What’s more, it looked like Toronto was picking up where it left off when it started playing the Sabres on Friday. John Tavares scored two goals in the first 22 minutes of play. The Leafs had a 2-0 lead on a team that had gone 2-8-3 in its last 13 starts. The Maple Leafs had scored nine straight goals against their opponents. There was no reason to think the two teams would alter their directions in the next 38 minutes of play.
Then, everything changed. Suddenly Toronto was the one with the leaky defense, while the Sabres were showing an ability to overcome adversity for the first time in a quite a while. The resulting Buffalo victory added up to a fun afternoon/early evening of hockey that left no one asking for refunds.
“You can feel that it was a highlight day,” Buffalo coach Ralph Krueger said about his first taste of a regular season game between the two rivals. “It was an experience outside of the regular 82-game schedule. You could feel it from the get-go. It was a lot of fun.”
A stirring comeback
Jeff Skinner started the comeback at 5:45 of the second period. Jack Eichel followed by jumping into the play after leaving the penalty box and picking a corner like a true goal-scorer. Casey Mittelstadt tipped one home for his first goal since … let me check … October 19. Eichel drew three players to him behind the net, leaving Victor Olofsson alone. Pass, shot, score.
That added up to four goals in the second period, which was pretty good for a team that had scored four goals in a game once in its last six starts.
Then it was a matter of holding on.

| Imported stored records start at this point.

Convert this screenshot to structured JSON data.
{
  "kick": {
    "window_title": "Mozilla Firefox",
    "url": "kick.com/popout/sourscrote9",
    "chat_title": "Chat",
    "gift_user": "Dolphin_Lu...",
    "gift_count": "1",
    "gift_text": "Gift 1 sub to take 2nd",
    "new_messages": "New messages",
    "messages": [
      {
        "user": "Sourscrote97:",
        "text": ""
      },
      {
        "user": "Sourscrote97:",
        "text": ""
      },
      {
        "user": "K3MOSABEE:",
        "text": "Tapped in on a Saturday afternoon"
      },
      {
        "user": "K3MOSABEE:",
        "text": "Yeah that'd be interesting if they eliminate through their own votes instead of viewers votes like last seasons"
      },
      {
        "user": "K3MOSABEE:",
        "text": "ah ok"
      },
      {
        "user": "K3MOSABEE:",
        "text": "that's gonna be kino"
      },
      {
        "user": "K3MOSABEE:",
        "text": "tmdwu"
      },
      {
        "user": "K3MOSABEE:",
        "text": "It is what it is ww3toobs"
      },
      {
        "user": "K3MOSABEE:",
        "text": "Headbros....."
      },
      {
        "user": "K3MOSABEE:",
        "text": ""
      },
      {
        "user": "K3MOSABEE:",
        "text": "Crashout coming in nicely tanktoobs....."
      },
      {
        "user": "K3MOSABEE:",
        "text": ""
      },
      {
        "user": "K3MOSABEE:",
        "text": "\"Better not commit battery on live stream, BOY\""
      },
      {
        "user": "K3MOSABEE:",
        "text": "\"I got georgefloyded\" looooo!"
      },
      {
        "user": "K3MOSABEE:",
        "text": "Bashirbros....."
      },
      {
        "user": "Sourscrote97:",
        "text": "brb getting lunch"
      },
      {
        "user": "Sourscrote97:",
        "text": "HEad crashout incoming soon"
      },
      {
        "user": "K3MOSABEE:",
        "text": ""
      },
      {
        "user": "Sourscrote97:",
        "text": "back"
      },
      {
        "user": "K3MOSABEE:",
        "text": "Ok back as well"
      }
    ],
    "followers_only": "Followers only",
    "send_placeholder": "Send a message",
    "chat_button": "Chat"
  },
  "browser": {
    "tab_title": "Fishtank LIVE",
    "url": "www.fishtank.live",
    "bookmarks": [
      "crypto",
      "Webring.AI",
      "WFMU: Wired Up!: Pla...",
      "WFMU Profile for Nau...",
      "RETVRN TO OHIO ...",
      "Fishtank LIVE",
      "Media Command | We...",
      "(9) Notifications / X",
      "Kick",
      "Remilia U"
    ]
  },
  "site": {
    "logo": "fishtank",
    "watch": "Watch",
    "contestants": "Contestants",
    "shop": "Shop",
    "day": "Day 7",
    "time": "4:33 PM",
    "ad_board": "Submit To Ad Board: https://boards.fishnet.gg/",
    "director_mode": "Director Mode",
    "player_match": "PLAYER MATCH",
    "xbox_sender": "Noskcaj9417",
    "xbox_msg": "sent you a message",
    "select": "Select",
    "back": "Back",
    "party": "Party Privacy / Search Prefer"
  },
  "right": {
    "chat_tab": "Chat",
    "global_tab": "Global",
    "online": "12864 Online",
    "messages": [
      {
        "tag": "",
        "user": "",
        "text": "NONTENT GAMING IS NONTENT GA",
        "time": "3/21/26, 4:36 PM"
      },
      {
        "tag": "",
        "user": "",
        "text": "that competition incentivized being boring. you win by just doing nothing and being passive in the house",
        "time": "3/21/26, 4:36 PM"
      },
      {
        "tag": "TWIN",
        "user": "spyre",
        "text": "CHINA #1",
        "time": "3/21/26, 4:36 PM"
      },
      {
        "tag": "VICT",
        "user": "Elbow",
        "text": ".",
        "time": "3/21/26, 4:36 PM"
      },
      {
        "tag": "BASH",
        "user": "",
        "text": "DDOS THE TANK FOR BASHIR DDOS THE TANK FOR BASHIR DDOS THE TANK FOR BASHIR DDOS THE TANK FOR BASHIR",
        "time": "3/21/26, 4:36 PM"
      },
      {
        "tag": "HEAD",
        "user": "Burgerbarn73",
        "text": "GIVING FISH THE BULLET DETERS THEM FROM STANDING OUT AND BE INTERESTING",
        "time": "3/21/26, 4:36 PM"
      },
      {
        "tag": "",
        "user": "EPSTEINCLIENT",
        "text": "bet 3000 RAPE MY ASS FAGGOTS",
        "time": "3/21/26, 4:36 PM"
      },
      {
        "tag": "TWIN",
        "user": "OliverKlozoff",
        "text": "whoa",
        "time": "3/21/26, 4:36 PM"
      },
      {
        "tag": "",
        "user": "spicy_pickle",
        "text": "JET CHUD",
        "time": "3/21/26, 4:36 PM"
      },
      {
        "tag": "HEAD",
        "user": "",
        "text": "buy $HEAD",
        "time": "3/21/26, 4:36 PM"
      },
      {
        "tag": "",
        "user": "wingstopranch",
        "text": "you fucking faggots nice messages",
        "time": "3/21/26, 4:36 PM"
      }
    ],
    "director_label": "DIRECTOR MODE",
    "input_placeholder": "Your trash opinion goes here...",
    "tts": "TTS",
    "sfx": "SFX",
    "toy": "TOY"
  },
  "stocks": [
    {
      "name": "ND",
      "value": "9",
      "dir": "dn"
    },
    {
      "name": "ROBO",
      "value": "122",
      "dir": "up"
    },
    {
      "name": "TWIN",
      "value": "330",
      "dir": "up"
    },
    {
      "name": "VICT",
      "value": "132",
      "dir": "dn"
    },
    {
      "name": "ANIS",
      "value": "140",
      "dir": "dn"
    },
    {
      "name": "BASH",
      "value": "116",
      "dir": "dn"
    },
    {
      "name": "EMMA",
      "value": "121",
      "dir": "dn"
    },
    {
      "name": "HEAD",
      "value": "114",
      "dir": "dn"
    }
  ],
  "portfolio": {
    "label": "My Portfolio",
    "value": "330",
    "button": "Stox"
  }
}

Twice the Maple Leafs climbed within a goal in the third period, and twice the Sabres responded by scoring. Buffalo had some help from goalie Linus Ullmark, who stopped some of the league’s best scorers when they had great opportunities. On a day with plenty of good signs for the Sabres, the ability to withstand that pressure was around the top of the list.
“We’ve talked a lot about it, but there’s only so much you can say,” said Jimmy Vesey, who has a goal in his last three games. “You have to go on the ice and do it. Tonight we showed a lot of resiliency. Maybe we need that. It feels good.”
“That’s what good teams do,” Eichel added about not letting Toronto get that tying goal. “They don’t let the opposition come back. They put teams away. It’s important to do that.”
Now comes the fun part. We get to see how the teams react to this immediately, as they play again on Saturday night in Toronto. The Maple Leafs looked as if they need some help at backup goalie, as Michael Hutchinson is 0-5-1 this season and hasn’t won a game in the NHL since January. They’ll have Frederik Andersen (12-5-3, 2.55 GAA) in goal for the rematch. Toronto on Friday also had some costly defensive breakdowns, which need to be cleaned up if the Maple Leafs are serious about climbing up the Eastern Conference standings.
The Sabres, meanwhile, need to keep getting scoring from players like Vesey and Mittelstadt to take the offensive pressure off of Eichel and Skinner. A power-play goal from a unit that is 1 for its last 35 would be appreciated. And, as Bullough once said, it would help to show “a good work ethnic.”
Was Friday just a hiccup or the start of a new trend for these teams? Is the honeymoon over for Keefe and Co.? Are the Sabres ready to play like they did in the opening weeks of the season again?